Unlike many Americans, however, Sorkin took to expressing his emotions after hearing the results via a very public platform: an open, heartfelt letter to his 15-year-old daughter Roxy and his wife Julia in Vanity Fair.
The result is just as epic as one might expect from the man who brought us The West Wing and The Newsroom; in the emotional letter, he doesn’t mince his words to express the range of feelings he’s felt since hearing that Trump was president elect.
While Sorkin spends some of the letter lamenting the attitudes that have characterized the Trump campaign, the majority of his letter is spent looking to the future, in which he maps out a plan of action, which range from recognizing that others feel similarly to using checks and balances effectively.

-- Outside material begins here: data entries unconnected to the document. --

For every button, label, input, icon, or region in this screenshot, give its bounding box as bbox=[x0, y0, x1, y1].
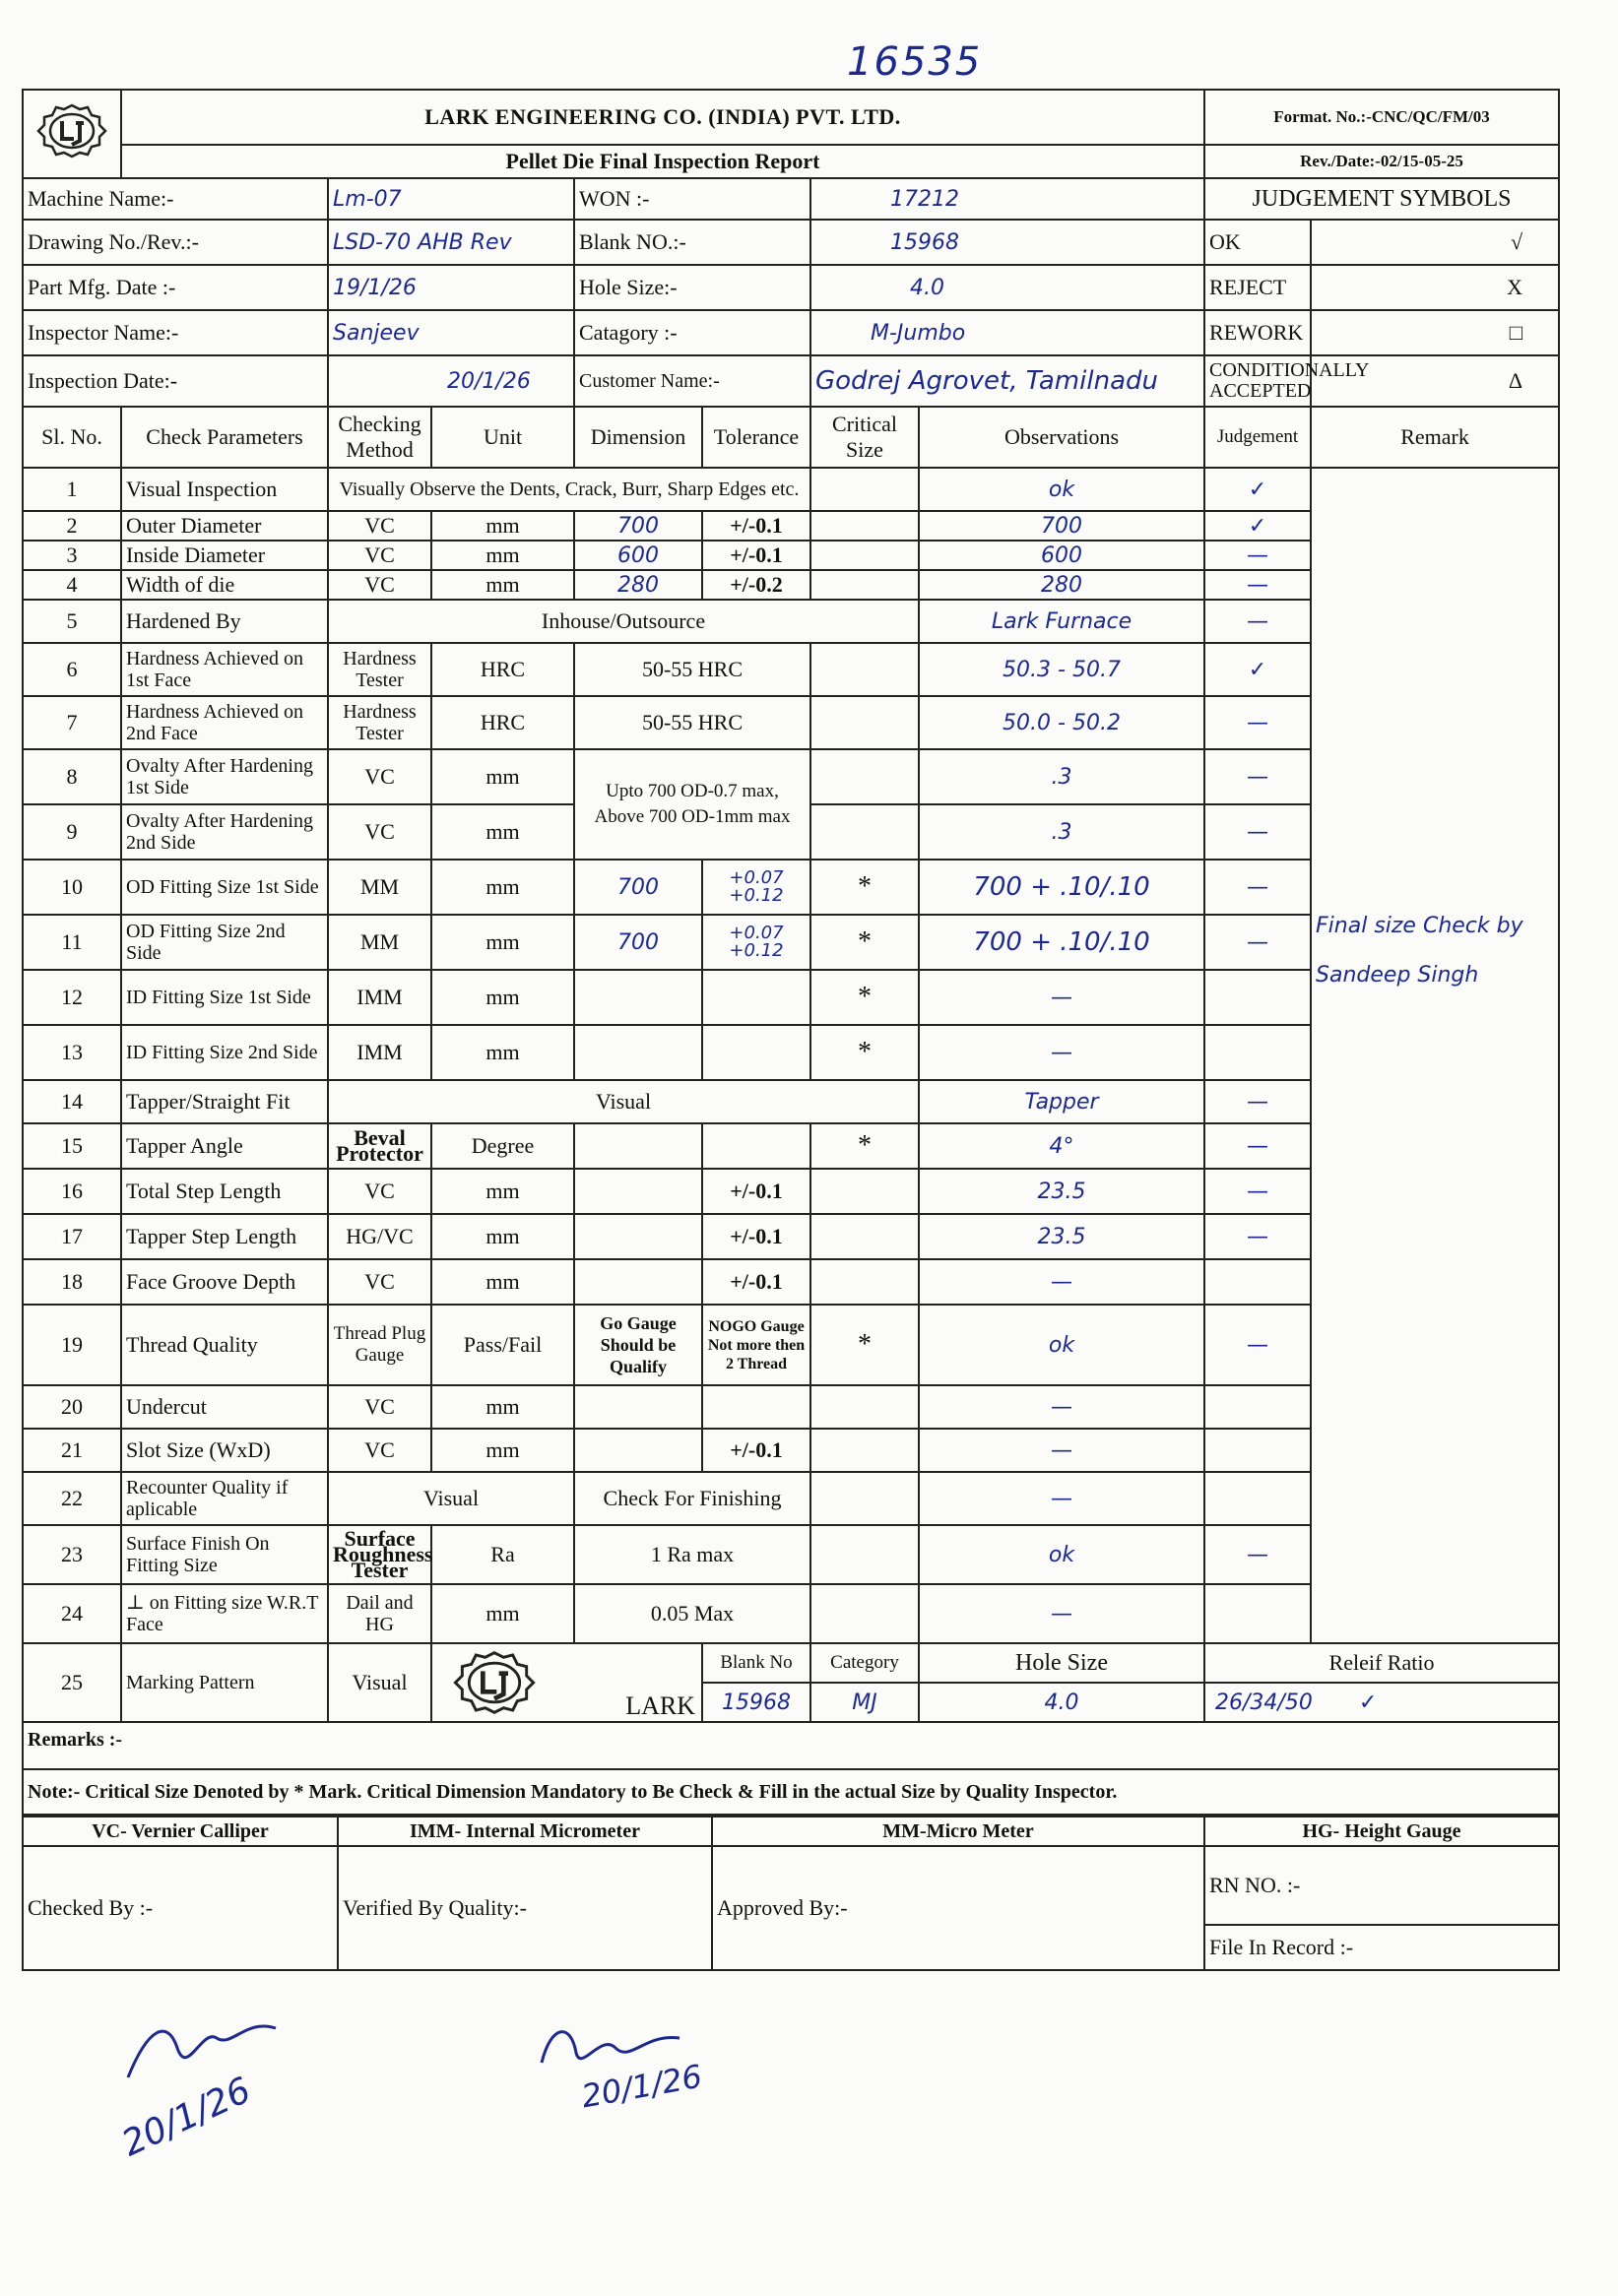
col-remark: Remark bbox=[1311, 407, 1559, 468]
row-method: MM bbox=[328, 915, 431, 970]
row-method: VC bbox=[328, 1429, 431, 1472]
row-tolerance: +/-0.1 bbox=[702, 511, 810, 541]
row-judgement: — bbox=[1204, 600, 1311, 643]
inspection-form bbox=[22, 89, 1558, 1971]
judgement-symbols-title: JUDGEMENT SYMBOLS bbox=[1204, 178, 1559, 220]
row-judgement: — bbox=[1204, 915, 1311, 970]
report-title: Pellet Die Final Inspection Report bbox=[121, 145, 1204, 178]
row-observation: 23.5 bbox=[919, 1214, 1204, 1259]
hole-size-label: Hole Size:- bbox=[574, 265, 810, 310]
row-critical: * bbox=[810, 860, 919, 915]
row-param: Hardness Achieved on 1st Face bbox=[121, 643, 328, 696]
row-observation: ok bbox=[919, 1525, 1204, 1584]
row-judgement: — bbox=[1204, 1123, 1311, 1169]
row-method: Visually Observe the Dents, Crack, Burr, Sharp Edges etc. bbox=[328, 468, 810, 511]
row-tolerance: NOGO Gauge Not more then 2 Thread bbox=[702, 1305, 810, 1385]
row-unit: Ra bbox=[431, 1525, 574, 1584]
row-observation: ok bbox=[919, 1305, 1204, 1385]
row-dimension: Check For Finishing bbox=[574, 1472, 810, 1525]
format-number: Format. No.:-CNC/QC/FM/03 bbox=[1204, 90, 1559, 145]
legend-vc: VC- Vernier Calliper bbox=[23, 1817, 338, 1846]
row-unit: mm bbox=[431, 1259, 574, 1305]
marking-category-value: MJ bbox=[810, 1683, 919, 1722]
row-judgement: ✓ bbox=[1204, 468, 1311, 511]
marking-hole-header: Hole Size bbox=[919, 1643, 1204, 1683]
row-method: MM bbox=[328, 860, 431, 915]
row-observation: — bbox=[919, 1429, 1204, 1472]
legend-mm: MM-Micro Meter bbox=[712, 1817, 1204, 1846]
row-sl: 25 bbox=[23, 1643, 121, 1722]
row-tolerance: +/-0.1 bbox=[702, 1169, 810, 1214]
document-number: 16535 bbox=[847, 39, 983, 85]
checked-by-signature-date: 20/1/26 bbox=[115, 2070, 257, 2165]
row-observation: .3 bbox=[919, 804, 1204, 860]
legend-hg: HG- Height Gauge bbox=[1204, 1817, 1559, 1846]
row-param: Inside Diameter bbox=[121, 541, 328, 570]
row-dimension: 700 bbox=[574, 860, 702, 915]
row-dimension: 1 Ra max bbox=[574, 1525, 810, 1584]
row-sl: 16 bbox=[23, 1169, 121, 1214]
marking-judgement: ✓ bbox=[1358, 1690, 1378, 1715]
col-sl-no: Sl. No. bbox=[23, 407, 121, 468]
row-method: VC bbox=[328, 1385, 431, 1429]
row-tolerance: +/-0.1 bbox=[702, 1214, 810, 1259]
row-dimension: 50-55 HRC bbox=[574, 696, 810, 749]
row-param: Ovalty After Hardening 1st Side bbox=[121, 749, 328, 804]
critical-note: Note:- Critical Size Denoted by * Mark. Critical Dimension Mandatory to Be Check & Fill in the actual Size by Quality Inspector. bbox=[23, 1769, 1559, 1815]
row-sl: 17 bbox=[23, 1214, 121, 1259]
row-unit: mm bbox=[431, 511, 574, 541]
row-param: Tapper/Straight Fit bbox=[121, 1080, 328, 1123]
row-judgement: — bbox=[1204, 541, 1311, 570]
row-sl: 20 bbox=[23, 1385, 121, 1429]
verified-by: Verified By Quality:- bbox=[338, 1846, 712, 1970]
row-method: VC bbox=[328, 1259, 431, 1305]
row-unit: mm bbox=[431, 1429, 574, 1472]
footer-table bbox=[22, 1816, 1560, 1971]
company-name: LARK ENGINEERING CO. (INDIA) PVT. LTD. bbox=[121, 90, 1204, 145]
row-tolerance: +/-0.1 bbox=[702, 541, 810, 570]
row-unit: mm bbox=[431, 749, 574, 804]
row-observation: 280 bbox=[919, 570, 1204, 600]
col-observations: Observations bbox=[919, 407, 1204, 468]
row-critical: * bbox=[810, 970, 919, 1025]
category-label: Catagory :- bbox=[574, 310, 810, 355]
marking-logo-cell bbox=[431, 1643, 702, 1722]
row-sl: 9 bbox=[23, 804, 121, 860]
row-critical: * bbox=[810, 915, 919, 970]
inspection-date-value: 20/1/26 bbox=[328, 355, 574, 407]
row-unit: mm bbox=[431, 1584, 574, 1643]
inspection-table bbox=[22, 89, 1560, 1816]
row-observation: — bbox=[919, 970, 1204, 1025]
row-sl: 12 bbox=[23, 970, 121, 1025]
row-judgement: — bbox=[1204, 749, 1311, 804]
row-judgement: — bbox=[1204, 1169, 1311, 1214]
row-observation: 50.0 - 50.2 bbox=[919, 696, 1204, 749]
row-observation: 600 bbox=[919, 541, 1204, 570]
row-param: ID Fitting Size 1st Side bbox=[121, 970, 328, 1025]
row-tolerance: +0.07 +0.12 bbox=[702, 860, 810, 915]
row-param: Tapper Angle bbox=[121, 1123, 328, 1169]
row-param: ⊥ on Fitting size W.R.T Face bbox=[121, 1584, 328, 1643]
row-judgement: ✓ bbox=[1204, 643, 1311, 696]
company-logo bbox=[23, 90, 121, 178]
row-unit: mm bbox=[431, 970, 574, 1025]
row-judgement: ✓ bbox=[1204, 511, 1311, 541]
row-method: Inhouse/Outsource bbox=[328, 600, 919, 643]
blank-no-label: Blank NO.:- bbox=[574, 220, 810, 265]
mfg-date-value: 19/1/26 bbox=[328, 265, 574, 310]
row-unit: mm bbox=[431, 1169, 574, 1214]
row-observation: Lark Furnace bbox=[919, 600, 1204, 643]
row-dimension: 600 bbox=[574, 541, 702, 570]
row-unit: mm bbox=[431, 915, 574, 970]
col-unit: Unit bbox=[431, 407, 574, 468]
row-sl: 19 bbox=[23, 1305, 121, 1385]
row-method: Thread Plug Gauge bbox=[328, 1305, 431, 1385]
inspector-name-label: Inspector Name:- bbox=[23, 310, 328, 355]
checked-by-signature bbox=[108, 2009, 305, 2091]
row-sl: 10 bbox=[23, 860, 121, 915]
row-method: IMM bbox=[328, 970, 431, 1025]
row-method: Beval Protector bbox=[328, 1123, 431, 1169]
symbol-conditional-label: CONDITIONALLY ACCEPTED bbox=[1204, 355, 1311, 407]
row-param: Marking Pattern bbox=[121, 1643, 328, 1722]
row-sl: 22 bbox=[23, 1472, 121, 1525]
verified-by-signature-date: 20/1/26 bbox=[578, 2057, 705, 2116]
row-dimension: 700 bbox=[574, 511, 702, 541]
row-unit: Degree bbox=[431, 1123, 574, 1169]
row-observation: .3 bbox=[919, 749, 1204, 804]
row-unit: mm bbox=[431, 804, 574, 860]
marking-relief-value: 26/34/50 bbox=[1215, 1690, 1313, 1715]
row-observation: ok bbox=[919, 468, 1204, 511]
row-param: Tapper Step Length bbox=[121, 1214, 328, 1259]
row-judgement: — bbox=[1204, 696, 1311, 749]
lark-label: LARK bbox=[625, 1691, 695, 1720]
remark-note: Final size Check by Sandeep Singh bbox=[1311, 468, 1559, 1643]
marking-relief-header: Releif Ratio bbox=[1204, 1643, 1559, 1683]
symbol-reject: X bbox=[1311, 265, 1559, 310]
drawing-no-label: Drawing No./Rev.:- bbox=[23, 220, 328, 265]
row-critical: * bbox=[810, 1025, 919, 1080]
row-dimension: 700 bbox=[574, 915, 702, 970]
row-sl: 18 bbox=[23, 1259, 121, 1305]
row-dimension: 50-55 HRC bbox=[574, 643, 810, 696]
row-sl: 24 bbox=[23, 1584, 121, 1643]
row-judgement: — bbox=[1204, 1305, 1311, 1385]
row-param: ID Fitting Size 2nd Side bbox=[121, 1025, 328, 1080]
row-dimension: 0.05 Max bbox=[574, 1584, 810, 1643]
row-param: Hardness Achieved on 2nd Face bbox=[121, 696, 328, 749]
row-param: Total Step Length bbox=[121, 1169, 328, 1214]
row-observation: — bbox=[919, 1472, 1204, 1525]
row-param: OD Fitting Size 2nd Side bbox=[121, 915, 328, 970]
row-method: VC bbox=[328, 541, 431, 570]
row-sl: 7 bbox=[23, 696, 121, 749]
symbol-reject-label: REJECT bbox=[1204, 265, 1311, 310]
row-method: Visual bbox=[328, 1080, 919, 1123]
drawing-no-value: LSD-70 AHB Rev bbox=[328, 220, 574, 265]
row-param: Face Groove Depth bbox=[121, 1259, 328, 1305]
row-sl: 8 bbox=[23, 749, 121, 804]
row-unit: mm bbox=[431, 860, 574, 915]
row-param: Surface Finish On Fitting Size bbox=[121, 1525, 328, 1584]
legend-imm: IMM- Internal Micrometer bbox=[338, 1817, 712, 1846]
row-sl: 14 bbox=[23, 1080, 121, 1123]
row-observation: — bbox=[919, 1025, 1204, 1080]
row-judgement: — bbox=[1204, 1525, 1311, 1584]
symbol-rework-label: REWORK bbox=[1204, 310, 1311, 355]
row-param: Hardened By bbox=[121, 600, 328, 643]
row-param: Visual Inspection bbox=[121, 468, 328, 511]
symbol-ok-label: OK bbox=[1204, 220, 1311, 265]
col-judgement: Judgement bbox=[1204, 407, 1311, 468]
marking-hole-value: 4.0 bbox=[919, 1683, 1204, 1722]
marking-blank-value: 15968 bbox=[702, 1683, 810, 1722]
rev-date: Rev./Date:-02/15-05-25 bbox=[1204, 145, 1559, 178]
row-sl: 21 bbox=[23, 1429, 121, 1472]
symbol-conditional: Δ bbox=[1311, 355, 1559, 407]
row-sl: 5 bbox=[23, 600, 121, 643]
row-method: HG/VC bbox=[328, 1214, 431, 1259]
col-critical-size: Critical Size bbox=[810, 407, 919, 468]
row-judgement: — bbox=[1204, 570, 1311, 600]
table-row bbox=[23, 1643, 1559, 1683]
category-value: M-Jumbo bbox=[810, 310, 1204, 355]
marking-relief-cell bbox=[1204, 1683, 1559, 1722]
row-method: Visual bbox=[328, 1643, 431, 1722]
row-method: Hardness Tester bbox=[328, 643, 431, 696]
approved-by: Approved By:- bbox=[712, 1846, 1204, 1970]
symbol-rework: □ bbox=[1311, 310, 1559, 355]
row-sl: 6 bbox=[23, 643, 121, 696]
row-param: Recounter Quality if aplicable bbox=[121, 1472, 328, 1525]
row-observation: 700 + .10/.10 bbox=[919, 915, 1204, 970]
row-sl: 13 bbox=[23, 1025, 121, 1080]
row-unit: Pass/Fail bbox=[431, 1305, 574, 1385]
row-sl: 15 bbox=[23, 1123, 121, 1169]
row-observation: 700 bbox=[919, 511, 1204, 541]
row-judgement: — bbox=[1204, 860, 1311, 915]
row-param: Width of die bbox=[121, 570, 328, 600]
row-unit: HRC bbox=[431, 696, 574, 749]
gear-logo-icon bbox=[32, 101, 111, 160]
row-tolerance: +/-0.2 bbox=[702, 570, 810, 600]
row-sl: 11 bbox=[23, 915, 121, 970]
col-checking-method: Checking Method bbox=[328, 407, 431, 468]
row-method: VC bbox=[328, 511, 431, 541]
row-unit: mm bbox=[431, 570, 574, 600]
row-judgement: — bbox=[1204, 804, 1311, 860]
row-sl: 4 bbox=[23, 570, 121, 600]
row-method: Dail and HG bbox=[328, 1584, 431, 1643]
row-tolerance: +/-0.1 bbox=[702, 1259, 810, 1305]
won-value: 17212 bbox=[810, 178, 1204, 220]
row-unit: mm bbox=[431, 1025, 574, 1080]
customer-name-value: Godrej Agrovet, Tamilnadu bbox=[810, 355, 1204, 407]
row-tolerance: +/-0.1 bbox=[702, 1429, 810, 1472]
row-dimension: 280 bbox=[574, 570, 702, 600]
hole-size-value: 4.0 bbox=[810, 265, 1204, 310]
marking-category-header: Category bbox=[810, 1643, 919, 1683]
row-param: Ovalty After Hardening 2nd Side bbox=[121, 804, 328, 860]
row-unit: mm bbox=[431, 1385, 574, 1429]
customer-name-label: Customer Name:- bbox=[574, 355, 810, 407]
row-dimension: Upto 700 OD-0.7 max, Above 700 OD-1mm max bbox=[574, 749, 810, 860]
row-sl: 23 bbox=[23, 1525, 121, 1584]
row-sl: 2 bbox=[23, 511, 121, 541]
remarks-label: Remarks :- bbox=[23, 1722, 1559, 1769]
row-dimension: Go Gauge Should be Qualify bbox=[574, 1305, 702, 1385]
won-label: WON :- bbox=[574, 178, 810, 220]
row-method: VC bbox=[328, 749, 431, 804]
inspector-name-value: Sanjeev bbox=[328, 310, 574, 355]
col-tolerance: Tolerance bbox=[702, 407, 810, 468]
row-observation: 700 + .10/.10 bbox=[919, 860, 1204, 915]
row-observation: — bbox=[919, 1259, 1204, 1305]
row-observation: 50.3 - 50.7 bbox=[919, 643, 1204, 696]
row-method: VC bbox=[328, 804, 431, 860]
row-tolerance: +0.07 +0.12 bbox=[702, 915, 810, 970]
col-check-parameters: Check Parameters bbox=[121, 407, 328, 468]
row-observation: Tapper bbox=[919, 1080, 1204, 1123]
checked-by: Checked By :- bbox=[23, 1846, 338, 1970]
row-method: Hardness Tester bbox=[328, 696, 431, 749]
row-judgement: — bbox=[1204, 1080, 1311, 1123]
row-param: Outer Diameter bbox=[121, 511, 328, 541]
table-row bbox=[23, 468, 1559, 511]
blank-no-value: 15968 bbox=[810, 220, 1204, 265]
symbol-ok: √ bbox=[1311, 220, 1559, 265]
row-method: IMM bbox=[328, 1025, 431, 1080]
rn-no: RN NO. :- bbox=[1204, 1846, 1559, 1925]
mfg-date-label: Part Mfg. Date :- bbox=[23, 265, 328, 310]
row-method: VC bbox=[328, 1169, 431, 1214]
row-method: VC bbox=[328, 570, 431, 600]
row-param: OD Fitting Size 1st Side bbox=[121, 860, 328, 915]
row-param: Thread Quality bbox=[121, 1305, 328, 1385]
row-observation: — bbox=[919, 1584, 1204, 1643]
row-critical: * bbox=[810, 1123, 919, 1169]
row-critical: * bbox=[810, 1305, 919, 1385]
machine-name-value: Lm-07 bbox=[328, 178, 574, 220]
row-sl: 1 bbox=[23, 468, 121, 511]
row-judgement: — bbox=[1204, 1214, 1311, 1259]
row-param: Slot Size (WxD) bbox=[121, 1429, 328, 1472]
row-unit: mm bbox=[431, 541, 574, 570]
machine-name-field: Machine Name:- bbox=[23, 178, 328, 220]
row-observation: 23.5 bbox=[919, 1169, 1204, 1214]
row-param: Undercut bbox=[121, 1385, 328, 1429]
row-observation: 4° bbox=[919, 1123, 1204, 1169]
row-method: Surface Roughness Tester bbox=[328, 1525, 431, 1584]
row-unit: HRC bbox=[431, 643, 574, 696]
col-dimension: Dimension bbox=[574, 407, 702, 468]
lark-logo-icon bbox=[440, 1648, 549, 1717]
inspection-date-label: Inspection Date:- bbox=[23, 355, 328, 407]
marking-blank-header: Blank No bbox=[702, 1643, 810, 1683]
row-method: Visual bbox=[328, 1472, 574, 1525]
row-observation: — bbox=[919, 1385, 1204, 1429]
row-unit: mm bbox=[431, 1214, 574, 1259]
file-in-record: File In Record :- bbox=[1204, 1925, 1559, 1970]
row-sl: 3 bbox=[23, 541, 121, 570]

“We’re not powerless and we’re not voiceless,” he writes. “We get involved. We do what we can to fight injustice anywhere we see it—whether it’s writing a check or rolling up our sleeves. Our family is fairly insulated from the effects of a Trump presidency so we fight for the families that aren’t. We fight for a woman to keep her right to choose. We fight for the First Amendment and we fight mostly for equality—not for a guarantee of equal outcomes but for equal opportunities. We stand up.”
Sorkin ends the powerful letter by promising his daughter that he will ensure that by the time she votes for a presidential candidate, she won’t have “a country shaped by hateful and stupid men.”